Streaming API¶
The streaming module provides real-time token generation with the Stream trait, enabling incremental text output, backpressure handling, and integration with web response streams.
Feature Gate
This module requires the streaming feature flag (which automatically enables async):
TokenStream¶
The primary streaming interface, implementing the futures::Stream trait for async iteration over generated tokens.
pub struct TokenStream {
// Internal state for token generation and buffering
}
impl TokenStream {
/// Get next token (async, waits for generation)

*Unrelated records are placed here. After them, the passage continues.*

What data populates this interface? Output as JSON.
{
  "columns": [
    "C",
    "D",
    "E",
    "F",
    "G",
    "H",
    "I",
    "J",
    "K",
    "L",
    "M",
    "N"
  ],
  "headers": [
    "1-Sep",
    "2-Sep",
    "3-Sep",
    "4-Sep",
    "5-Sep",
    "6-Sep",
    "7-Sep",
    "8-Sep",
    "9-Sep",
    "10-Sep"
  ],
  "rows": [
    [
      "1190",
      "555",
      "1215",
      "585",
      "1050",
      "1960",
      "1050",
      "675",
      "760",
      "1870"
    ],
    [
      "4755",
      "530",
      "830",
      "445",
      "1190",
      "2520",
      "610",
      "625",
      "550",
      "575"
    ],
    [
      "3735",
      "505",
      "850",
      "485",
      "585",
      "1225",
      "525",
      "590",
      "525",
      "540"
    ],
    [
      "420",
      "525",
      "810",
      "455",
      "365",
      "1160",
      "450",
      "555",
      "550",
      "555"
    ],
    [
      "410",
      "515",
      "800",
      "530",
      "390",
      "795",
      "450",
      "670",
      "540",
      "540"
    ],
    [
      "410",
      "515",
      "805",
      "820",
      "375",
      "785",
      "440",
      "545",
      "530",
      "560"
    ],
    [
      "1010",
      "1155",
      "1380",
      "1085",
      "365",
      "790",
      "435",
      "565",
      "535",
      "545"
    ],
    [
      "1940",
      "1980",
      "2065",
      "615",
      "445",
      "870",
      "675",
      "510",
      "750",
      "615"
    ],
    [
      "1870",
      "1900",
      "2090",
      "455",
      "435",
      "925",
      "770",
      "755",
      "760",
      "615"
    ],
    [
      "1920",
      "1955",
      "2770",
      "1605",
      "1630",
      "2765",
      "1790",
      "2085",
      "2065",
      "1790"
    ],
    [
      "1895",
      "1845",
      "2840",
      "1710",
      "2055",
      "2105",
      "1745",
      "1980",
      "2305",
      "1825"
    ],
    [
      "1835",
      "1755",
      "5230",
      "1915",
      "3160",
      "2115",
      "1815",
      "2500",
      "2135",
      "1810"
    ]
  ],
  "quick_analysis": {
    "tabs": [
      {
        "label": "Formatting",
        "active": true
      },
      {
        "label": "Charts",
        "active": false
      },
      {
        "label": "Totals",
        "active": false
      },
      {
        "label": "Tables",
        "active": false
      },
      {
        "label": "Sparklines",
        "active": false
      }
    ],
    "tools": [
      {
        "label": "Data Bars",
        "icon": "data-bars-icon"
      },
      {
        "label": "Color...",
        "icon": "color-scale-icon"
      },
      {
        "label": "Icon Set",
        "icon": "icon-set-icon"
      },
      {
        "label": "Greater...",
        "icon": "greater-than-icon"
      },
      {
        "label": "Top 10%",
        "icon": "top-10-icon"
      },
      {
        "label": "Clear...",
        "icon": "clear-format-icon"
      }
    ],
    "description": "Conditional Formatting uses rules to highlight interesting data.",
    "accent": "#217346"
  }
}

pub async fn next(&mut self) -> Option<Result<TokenData, MullamaError>>;
/// Try to get next token without waiting (non-blocking)
pub fn try_next(&mut self) -> Option<Result<TokenData, MullamaError>>;
/// Get stream configuration
pub fn config(&self) -> &StreamConfig;
/// Check if stream has completed
pub fn is_finished(&self) -> bool;
/// Get count of tokens generated so far
pub fn tokens_generated(&self) -> usize;
/// Cancel the stream (stops generation immediately)
pub fn cancel(&mut self);
}
// Implements the futures Stream trait for use with StreamExt combinators
impl Stream for TokenStream {
type Item = Result<TokenData, MullamaError>;
fn poll_next(
mut self: Pin<&mut Self>,
cx: &mut Context<'_>,
) -> Poll<Option<Self::Item>>;
}
TokenData¶
Individual token data emitted by the stream.
#[derive(Debug, Clone)]
pub struct TokenData {
pub text: String, // Decoded text for this token
pub token_id: TokenId, // Numeric token ID
pub is_final: bool, // Whether this is the last token (EOS or max reached)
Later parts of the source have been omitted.